Moreover, the resulted frequency distribution of ERId (e.g. the doubly censored exponential distribution and the exponential distribution in this work) are site specific. Particularly, it is related to the rainfall data used, the situations of sewer linking the interceptor well, etc. Therefore, more attention should be paid to demonstrate this result in the future research.

Finally, this work is very helpful for evaluating or even predicting CSO behaviour for the specific interceptor well. Based on the frequency distribution of ERId derived from this method and the corresponding CSO duration, the volume of CSO can be calculated under certain frequency conditions, which is useful for rationally design CSO abatement and treatment facilities.

4 Conclusions

In this study, a double-threshold method of excess rainfall intensity (ERId) was proposed for characterizing CSO. For the specific interceptor well, the upper threshold is the design areal unit discharge (the equivalent rainfall intensity) of its upstream combined sewer and the lower one is the design areal unit discharge of its downstream interceptor sewers minus dry weather flow rate.

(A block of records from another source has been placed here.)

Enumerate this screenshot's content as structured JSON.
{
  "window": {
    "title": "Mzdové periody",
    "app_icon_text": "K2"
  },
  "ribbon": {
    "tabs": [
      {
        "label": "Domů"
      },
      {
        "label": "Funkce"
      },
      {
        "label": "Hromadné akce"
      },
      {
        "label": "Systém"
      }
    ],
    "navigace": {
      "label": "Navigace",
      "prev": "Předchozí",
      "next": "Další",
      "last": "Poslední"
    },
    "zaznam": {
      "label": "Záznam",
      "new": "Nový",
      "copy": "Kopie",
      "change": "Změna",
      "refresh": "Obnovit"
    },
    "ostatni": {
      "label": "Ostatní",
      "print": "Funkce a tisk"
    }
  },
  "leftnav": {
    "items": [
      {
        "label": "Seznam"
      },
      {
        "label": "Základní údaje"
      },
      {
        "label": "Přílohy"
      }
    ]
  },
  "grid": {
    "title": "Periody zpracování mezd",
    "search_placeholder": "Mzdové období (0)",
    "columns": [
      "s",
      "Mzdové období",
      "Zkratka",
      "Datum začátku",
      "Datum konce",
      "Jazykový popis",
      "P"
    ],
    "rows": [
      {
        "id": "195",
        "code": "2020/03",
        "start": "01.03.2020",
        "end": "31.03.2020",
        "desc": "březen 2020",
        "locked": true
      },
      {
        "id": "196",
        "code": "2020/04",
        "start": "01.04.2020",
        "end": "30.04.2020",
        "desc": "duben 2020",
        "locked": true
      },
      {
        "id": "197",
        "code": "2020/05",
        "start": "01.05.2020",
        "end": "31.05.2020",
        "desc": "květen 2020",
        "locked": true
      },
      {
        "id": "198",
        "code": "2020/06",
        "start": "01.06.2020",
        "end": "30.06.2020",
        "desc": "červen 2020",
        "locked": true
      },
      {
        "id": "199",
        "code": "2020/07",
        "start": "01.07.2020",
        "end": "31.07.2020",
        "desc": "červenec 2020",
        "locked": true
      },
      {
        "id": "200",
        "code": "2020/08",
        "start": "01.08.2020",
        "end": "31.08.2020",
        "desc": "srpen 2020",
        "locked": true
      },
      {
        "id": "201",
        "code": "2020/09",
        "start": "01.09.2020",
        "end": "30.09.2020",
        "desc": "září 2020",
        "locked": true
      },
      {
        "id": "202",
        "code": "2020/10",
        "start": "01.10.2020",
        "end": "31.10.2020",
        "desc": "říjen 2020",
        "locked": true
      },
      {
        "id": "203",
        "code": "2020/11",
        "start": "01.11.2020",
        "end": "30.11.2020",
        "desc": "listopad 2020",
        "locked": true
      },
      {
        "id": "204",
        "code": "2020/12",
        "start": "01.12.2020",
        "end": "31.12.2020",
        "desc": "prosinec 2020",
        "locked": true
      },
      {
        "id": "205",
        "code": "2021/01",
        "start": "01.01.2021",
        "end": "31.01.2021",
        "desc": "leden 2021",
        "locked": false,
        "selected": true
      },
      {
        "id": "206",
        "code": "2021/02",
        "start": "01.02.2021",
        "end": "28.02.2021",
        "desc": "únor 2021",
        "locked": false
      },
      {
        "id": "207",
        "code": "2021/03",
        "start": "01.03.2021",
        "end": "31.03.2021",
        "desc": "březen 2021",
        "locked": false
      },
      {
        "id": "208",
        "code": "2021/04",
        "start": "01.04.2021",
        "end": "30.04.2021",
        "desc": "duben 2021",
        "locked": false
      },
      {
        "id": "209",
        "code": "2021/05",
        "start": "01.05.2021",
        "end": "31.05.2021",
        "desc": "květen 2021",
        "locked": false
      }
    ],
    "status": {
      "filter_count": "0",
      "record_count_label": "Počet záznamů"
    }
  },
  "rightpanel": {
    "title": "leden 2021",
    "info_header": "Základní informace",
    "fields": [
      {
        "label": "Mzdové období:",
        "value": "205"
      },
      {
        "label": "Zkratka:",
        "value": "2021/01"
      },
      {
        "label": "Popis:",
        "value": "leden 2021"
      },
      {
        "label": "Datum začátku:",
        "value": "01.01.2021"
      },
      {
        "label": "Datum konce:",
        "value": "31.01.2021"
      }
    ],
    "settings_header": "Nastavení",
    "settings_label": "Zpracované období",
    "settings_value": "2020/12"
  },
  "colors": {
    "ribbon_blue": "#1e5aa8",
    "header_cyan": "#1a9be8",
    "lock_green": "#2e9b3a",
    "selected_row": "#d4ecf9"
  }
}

In addition, the frequency distribution of ERId was initially investigated. Finally, a case study was conducted based on a 10-year rainfall time series. Eight sets of double thresholds ([0.26,0.58], [0.33,0.76], [0.40,0.91], [0.49,1.11], [0.58,1.32], [0.65,1.46], [0.73,1.65], [0.83,1.88] mm/min) and one typical CSO durations (30 min) were demonstrated. The results showed that: (1) The excess rainfall intensity of double thresholds (ERId) is suitable for characterizing CSO. (2) The frequency distribution of ERId was right (positively) skewed based on the statistics of ERId samples. (3) The kurtosis of the ERId samples is not greater than 3 for all the thresholds studied, which indicates that the distribution is thin-tailed. (4) In this study, the optimal frequency distribution function for ERId is doubly censored exponential distribution.